The cell viability and proliferation results shown in figure 5 demonstrate that the resin materials used are biocompatible over 5–7 days of incubation under flow conditions. This analysis also demonstrates the use of two common fluorescence microscopy-based biological assays, including the use of intracytoplasmic nanocrystals to track cells through several generations and a live/dead fluorescent reagent kit to quantify cell viability at an endpoint.

With the fabrication techniques demonstrated here, due to the printing resolution, the lower limit on channel size is around 500 μm. Though this may be considered a limitation in terms of precise control over fluid flow regimes, the size scale consideration positions the device as a mesoscale cell culture platform. Considering that cell size is generally on the order of 10 μm in diameter, the microfluidic device presented here is well-suited to study higher order cell organization and cell–cell interactions in bulk tissues.
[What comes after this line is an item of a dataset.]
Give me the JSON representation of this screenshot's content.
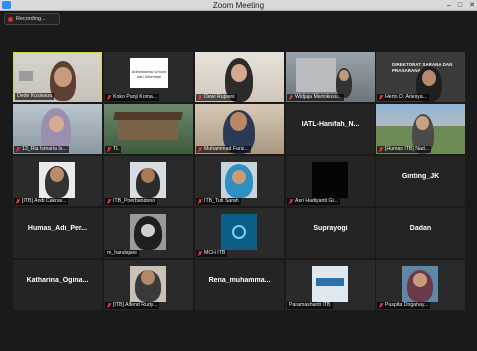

It should be noted that the optical transparency of the 3D-printed resin for SLA is significantly lower than that of glass slides and PDMS, but still allows for fluorescence imaging as shown here. The UV blocking properties of the SLA photoreactive resin results in low transmission of lower wavelengths (toward the UV range), negatively impacting the ability to image blue and violet fluorophores but allowing imaging of higher wavelength red and green fluorophores. However, the polyjet resin did not exhibit the same challenge. The optical transparency of the chips and imaging capabilities were significantly improved by the polishing process to reduce surface imperfections and by the mineral oil coating, which has an index of refraction closer to that of the resin than water [10].